Wife responded by asserting that a dissolution of the stay would be inappropriate
when a final judgment had not been entered in the criminal case and the case remained
subject to an appeal as of right. She argued that other issues impacted the disposition of the
case, namely she had been charged with the murder of her first husband, William Edward
Dossett. She noted that if she were convicted of murdering Mr. Dossett, the property she
inherited from him should not pass to Daughter but should pass to his heirs pursuant to
Tennessee Code Annotated section 31-1-106. Wife responded to the motion for summary
judgment by stating that the unanimous jury verdict did not preclude litigation of whether she
killed Husband because the related doctrines of collateral estoppel and res judicata did not
apply. Wife asserted that the “same parties” were not “present in each suit, a necessary
element of both res judicata and collateral estoppel.” Wife alternatively argued that a ruling
for summary judgment would be premature when she had not exhausted her right to appeal.
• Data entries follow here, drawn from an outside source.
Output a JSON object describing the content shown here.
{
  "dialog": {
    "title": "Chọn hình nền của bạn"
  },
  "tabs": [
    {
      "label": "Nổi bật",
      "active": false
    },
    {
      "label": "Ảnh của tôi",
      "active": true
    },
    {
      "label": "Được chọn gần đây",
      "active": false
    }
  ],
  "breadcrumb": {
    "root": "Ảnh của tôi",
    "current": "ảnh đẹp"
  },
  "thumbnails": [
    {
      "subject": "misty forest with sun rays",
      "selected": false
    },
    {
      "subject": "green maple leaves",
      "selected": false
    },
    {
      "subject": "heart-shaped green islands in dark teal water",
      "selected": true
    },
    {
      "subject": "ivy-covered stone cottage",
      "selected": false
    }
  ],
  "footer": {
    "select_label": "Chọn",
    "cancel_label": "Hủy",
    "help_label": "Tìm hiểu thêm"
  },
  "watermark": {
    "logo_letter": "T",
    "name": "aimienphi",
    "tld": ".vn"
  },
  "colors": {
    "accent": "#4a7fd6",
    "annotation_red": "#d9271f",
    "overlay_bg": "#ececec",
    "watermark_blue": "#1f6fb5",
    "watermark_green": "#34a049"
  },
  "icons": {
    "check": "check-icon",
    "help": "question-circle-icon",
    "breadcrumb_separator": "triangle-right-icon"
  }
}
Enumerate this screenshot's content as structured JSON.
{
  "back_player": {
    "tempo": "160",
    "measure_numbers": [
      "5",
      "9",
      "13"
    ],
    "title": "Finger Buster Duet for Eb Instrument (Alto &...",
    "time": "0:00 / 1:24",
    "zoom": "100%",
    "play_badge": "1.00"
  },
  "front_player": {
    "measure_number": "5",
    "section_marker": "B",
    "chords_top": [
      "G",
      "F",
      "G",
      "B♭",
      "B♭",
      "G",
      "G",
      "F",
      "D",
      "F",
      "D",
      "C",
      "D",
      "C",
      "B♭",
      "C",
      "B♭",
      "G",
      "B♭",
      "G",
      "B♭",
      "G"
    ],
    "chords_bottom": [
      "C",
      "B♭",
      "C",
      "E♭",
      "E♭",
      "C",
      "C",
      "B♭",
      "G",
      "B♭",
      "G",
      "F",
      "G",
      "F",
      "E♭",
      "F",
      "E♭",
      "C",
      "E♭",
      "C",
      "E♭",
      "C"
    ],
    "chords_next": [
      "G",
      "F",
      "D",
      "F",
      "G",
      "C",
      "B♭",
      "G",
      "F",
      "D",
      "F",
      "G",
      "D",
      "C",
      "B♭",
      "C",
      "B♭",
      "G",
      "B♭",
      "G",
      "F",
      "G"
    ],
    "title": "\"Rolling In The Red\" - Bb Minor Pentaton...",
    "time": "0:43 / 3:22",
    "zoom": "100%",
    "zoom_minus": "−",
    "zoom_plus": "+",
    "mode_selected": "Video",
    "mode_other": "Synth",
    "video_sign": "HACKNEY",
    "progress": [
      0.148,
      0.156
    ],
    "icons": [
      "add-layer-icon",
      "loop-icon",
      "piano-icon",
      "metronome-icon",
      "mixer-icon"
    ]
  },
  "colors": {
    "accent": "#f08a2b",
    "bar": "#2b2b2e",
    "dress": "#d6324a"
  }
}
Following the denial of Wife’s motion for new trial and all post-trial motions in the
criminal case, the court granted Daughter’s motion for summary judgment, finding that the
judgment of conviction and the order denying all post-trial motions were “issue preclusive
of the matters raised in this litigation” and that Wife was “precluded from inheriting or taking
by deed or otherwise any property belonging to [Husband].” This timely appeal followed.
II. ISSUES
We consolidate and restate the issues raised on appeal as follows:
A. Whether Wife has waived review of the trial court’s allegedly erroneous
use of the doctrine of “non-mutual offensive collateral estoppel” in granting
the motion for summary judgment.
B. Whether the trial court erred in concluding that Wife was collaterally
estopped from arguing that she did not kill Husband.
C. Whether the trial court erred in granting the motion for summary judgment.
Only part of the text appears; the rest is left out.